Lors d’un point de presse hier dans le Nunavut, Stephen Harper a nié que les conservateurs allaient renvoyer l’ascenseur aux députés adéquistes lors de la prochaine campagne électorale provinciale. Bien que plusieurs de ces derniers aient participé à des rassemblements partisans de candidats conservateurs, Harper a tenu à prendre ses distances face au parti de Mario Dumont. « Évidemment, je cherche l’appui de beaucoup de Québécois, surtout ceux qui votent pour les libéraux et les adéquistes au niveau provincial », a-t-il indiqué, ajoutant que selon lui, il récoltait d’un grand appui de ces deux camps.

Two’s company; three’s a crowd

C’est un secret de polichinelle que les relations entre les conservateurs et les libéraux provinciaux se sont particulièrement envenimées récemment.

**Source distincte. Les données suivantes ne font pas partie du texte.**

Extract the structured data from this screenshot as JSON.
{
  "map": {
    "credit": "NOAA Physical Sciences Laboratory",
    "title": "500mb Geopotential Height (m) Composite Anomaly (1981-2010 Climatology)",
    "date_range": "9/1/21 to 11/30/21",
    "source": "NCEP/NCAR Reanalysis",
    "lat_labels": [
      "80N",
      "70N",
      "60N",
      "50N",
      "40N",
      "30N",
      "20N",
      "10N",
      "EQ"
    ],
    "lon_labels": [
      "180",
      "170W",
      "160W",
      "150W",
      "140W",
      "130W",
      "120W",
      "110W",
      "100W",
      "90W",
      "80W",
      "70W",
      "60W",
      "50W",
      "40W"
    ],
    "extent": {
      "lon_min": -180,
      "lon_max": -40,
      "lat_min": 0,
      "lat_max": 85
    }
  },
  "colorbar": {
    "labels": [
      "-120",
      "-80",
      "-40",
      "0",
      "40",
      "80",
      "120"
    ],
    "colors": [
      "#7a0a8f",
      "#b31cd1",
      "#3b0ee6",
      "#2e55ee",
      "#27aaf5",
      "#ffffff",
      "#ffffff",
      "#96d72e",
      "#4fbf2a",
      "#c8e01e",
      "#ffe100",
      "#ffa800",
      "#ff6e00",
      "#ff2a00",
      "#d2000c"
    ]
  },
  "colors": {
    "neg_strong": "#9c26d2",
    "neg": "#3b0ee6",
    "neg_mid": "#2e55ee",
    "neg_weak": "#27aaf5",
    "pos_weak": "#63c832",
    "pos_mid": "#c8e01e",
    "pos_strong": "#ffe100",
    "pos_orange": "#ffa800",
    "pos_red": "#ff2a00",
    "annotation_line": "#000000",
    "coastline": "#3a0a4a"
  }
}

Pas plus tard qu’hier, Josée Verner invitait la ministre de la Culture et des Communications du Québec, Christine Saint-Pierre, à « garder son calme » en ce qui a trait au dossier culturel. Plus tôt cette semaine, le ton avait également monté entre Jean Charest et Stephen Harper, notamment à propos du déséquilibre fiscal. À ce sujet, le Premier ministre du Québec aurait soutenu « qu’il n’y a pas de mot d’ordre d’attaquer qui que ce soit et il ne peut y avoir de mot d’ordre de ne pas le faire. Le mot d’ordre c’est la défense des intérêts du Québec. Je ne me gênerai pas pour dire ce que j’ai à dire ».

Ce qui se cache derrière cette nouvelle ligne dure du PLQ c’est l’agacement qu’éprouve Jean Charest envers l’attitude de Mario Dumont qu’il accuse de se rapprocher des conservateurs aux dépens des intérêts du Québec. Un rapprochement réciproque quand on sait que certains membres du Parti conservateur, Steven Blaney, Jacques Gourde et Josée Verner entre autres, n’hésitent pas à afficher leurs couleurs adéquistes.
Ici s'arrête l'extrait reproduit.